This benchmark compares batching strategies for performing many independent sparse × dense products. Inputs are randomly generated (not SuiteSparse) to emphasize structural batching overheads.

**Algorithms Compared:**

.. list-table::
   :header-rows: 1
   :widths: 28 47 15

   * - **Code Call**
     - **Description**
     - **Plot Alias**
   * - ``torch.stack([torch.sparse.mm(A[i], B[i]) for i in range(batch)])``
     - List comprehension executing per-item PyTorch sparse @ dense
     - torch list
   * - ``torch.stack([tsgu.sparse_mm(A[i], B[i]) for i in range(batch)])``
     - List comprehension executing per-item tsgu sparse @ dense implementation
     - tsgu list
   * - ``tsgu.sparse_mm(A_batch, B_batch)``
     - Batched variant operating on a block-diagonal sparse assembly under the hood (``sparse_block_diag`` / split helpers)
     - tsgu batched

**Methodology:**

Problem sizes (only the "small" configuration currently enabled):

- ``N = 1024``, ``M = 64`` (dense RHS width)
- ``nnz = 4096`` per sparse matrix (≈0.39% density)
- Batch sizes: 4 and 128 (plots below show batch = 128; batch = 4 results are still stored in the CSV output)

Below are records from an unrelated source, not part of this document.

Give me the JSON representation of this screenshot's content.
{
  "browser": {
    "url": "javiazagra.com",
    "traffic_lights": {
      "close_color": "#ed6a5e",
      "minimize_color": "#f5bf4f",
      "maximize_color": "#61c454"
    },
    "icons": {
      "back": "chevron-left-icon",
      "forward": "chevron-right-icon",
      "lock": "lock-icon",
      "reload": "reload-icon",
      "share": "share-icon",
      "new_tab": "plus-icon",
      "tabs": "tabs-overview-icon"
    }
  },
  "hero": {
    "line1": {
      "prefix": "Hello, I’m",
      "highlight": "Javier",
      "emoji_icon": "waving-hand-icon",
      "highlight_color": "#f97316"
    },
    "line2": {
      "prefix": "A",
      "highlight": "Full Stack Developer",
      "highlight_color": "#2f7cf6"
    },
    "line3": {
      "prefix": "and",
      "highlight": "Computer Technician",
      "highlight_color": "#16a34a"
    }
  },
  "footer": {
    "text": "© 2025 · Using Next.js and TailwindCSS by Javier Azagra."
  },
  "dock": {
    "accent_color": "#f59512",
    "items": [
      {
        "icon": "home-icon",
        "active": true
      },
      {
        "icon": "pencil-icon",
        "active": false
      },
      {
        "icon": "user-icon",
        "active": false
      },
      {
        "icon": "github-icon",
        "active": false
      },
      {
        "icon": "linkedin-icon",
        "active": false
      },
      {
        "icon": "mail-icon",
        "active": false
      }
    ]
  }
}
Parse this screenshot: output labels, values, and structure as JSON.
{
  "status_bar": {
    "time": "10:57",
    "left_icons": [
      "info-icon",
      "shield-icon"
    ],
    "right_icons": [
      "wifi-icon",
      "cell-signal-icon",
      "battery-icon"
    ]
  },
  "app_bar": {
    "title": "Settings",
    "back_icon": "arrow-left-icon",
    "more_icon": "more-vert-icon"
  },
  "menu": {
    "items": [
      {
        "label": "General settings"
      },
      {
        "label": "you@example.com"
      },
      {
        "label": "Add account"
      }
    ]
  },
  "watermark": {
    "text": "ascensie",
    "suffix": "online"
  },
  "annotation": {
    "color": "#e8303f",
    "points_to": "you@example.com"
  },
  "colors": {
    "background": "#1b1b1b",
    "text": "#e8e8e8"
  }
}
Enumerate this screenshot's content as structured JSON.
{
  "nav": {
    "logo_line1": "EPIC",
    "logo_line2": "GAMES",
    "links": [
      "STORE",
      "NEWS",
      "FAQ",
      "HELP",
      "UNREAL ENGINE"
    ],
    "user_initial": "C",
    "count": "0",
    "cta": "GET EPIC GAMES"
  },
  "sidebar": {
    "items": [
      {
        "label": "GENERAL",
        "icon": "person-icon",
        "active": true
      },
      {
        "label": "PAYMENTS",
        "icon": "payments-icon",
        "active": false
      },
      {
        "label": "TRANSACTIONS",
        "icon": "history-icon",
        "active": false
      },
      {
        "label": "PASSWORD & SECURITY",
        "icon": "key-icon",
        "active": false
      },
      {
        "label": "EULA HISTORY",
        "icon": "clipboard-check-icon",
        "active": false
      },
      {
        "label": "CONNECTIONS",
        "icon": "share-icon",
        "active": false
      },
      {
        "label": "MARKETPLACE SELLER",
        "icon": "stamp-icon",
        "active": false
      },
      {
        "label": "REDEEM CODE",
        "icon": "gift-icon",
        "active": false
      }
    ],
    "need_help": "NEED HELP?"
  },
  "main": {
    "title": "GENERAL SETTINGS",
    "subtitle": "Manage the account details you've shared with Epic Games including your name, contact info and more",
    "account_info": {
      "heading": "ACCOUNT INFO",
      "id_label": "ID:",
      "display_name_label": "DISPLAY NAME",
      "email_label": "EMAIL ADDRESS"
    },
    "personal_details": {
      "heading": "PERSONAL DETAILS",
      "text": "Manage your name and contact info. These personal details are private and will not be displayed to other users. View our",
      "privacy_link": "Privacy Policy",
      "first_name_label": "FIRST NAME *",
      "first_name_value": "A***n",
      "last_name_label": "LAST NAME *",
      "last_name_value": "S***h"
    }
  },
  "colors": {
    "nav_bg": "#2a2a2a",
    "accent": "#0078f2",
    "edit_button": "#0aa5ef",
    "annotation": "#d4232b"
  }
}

For each combination of index dtype (``int32``/``int64``), value dtype (``float32``/``float64``) and layout (COO/CSR) we generate either:

- A list of ``batch`` independently sampled sparse matrices & dense RHS blocks (for list strategies), or
- A single batched sparse tensor of shape (batch, N, N) plus a batched dense RHS (for the batched variant).

Each algorithm variant is measured with 100 repeats after 10 warmups using the dedicated ``measure_batched_op`` harness which:

- Clones inputs per repetition (ensuring gradient graph isolation)
- Records peak CUDA memory and forward/backward time separately
- Applies IQR outlier filtering before aggregating mean/std
- Handles list vs batched tensor semantics uniformly

**Key Testing Features:**

- Direct comparison of per‑item execution vs block‑diagonal batching.
- Memory trade‑off: batched construction may allocate a larger combined structure vs incremental list execution.
- Gradient inclusion exposes any additional bookkeeping cost in backward for batched mode.
- Layout + dtype interaction tested across 8 (index,value) × 2 layout combinations.
- Random sparsity prevents exploitation of specific matrix ordering.

**Results:**

.. image:: ../../torchsparsegradutils/benchmarks/benchmark_visualizations/batched_sparse_mm_performance_int32_float32_coo.png
   :width: 600px
   :align: center
   :alt: Batched Sparse Matrix Multiplication Performance (int32/float32, COO format)

.. image:: ../../torchsparsegradutils/benchmarks/benchmark_visualizations/batched_sparse_mm_performance_int32_float32_csr.png
   :width: 600px
   :align: center
   :alt: Batched Sparse Matrix Multiplication Performance (int32/float32, CSR format)

.. image:: ../../torchsparsegradutils/benchmarks/benchmark_visualizations/batched_sparse_mm_performance_int32_float64_coo.png
   :width: 600px
   :align: center
   :alt: Batched Sparse Matrix Multiplication Performance (int32/float64, COO format)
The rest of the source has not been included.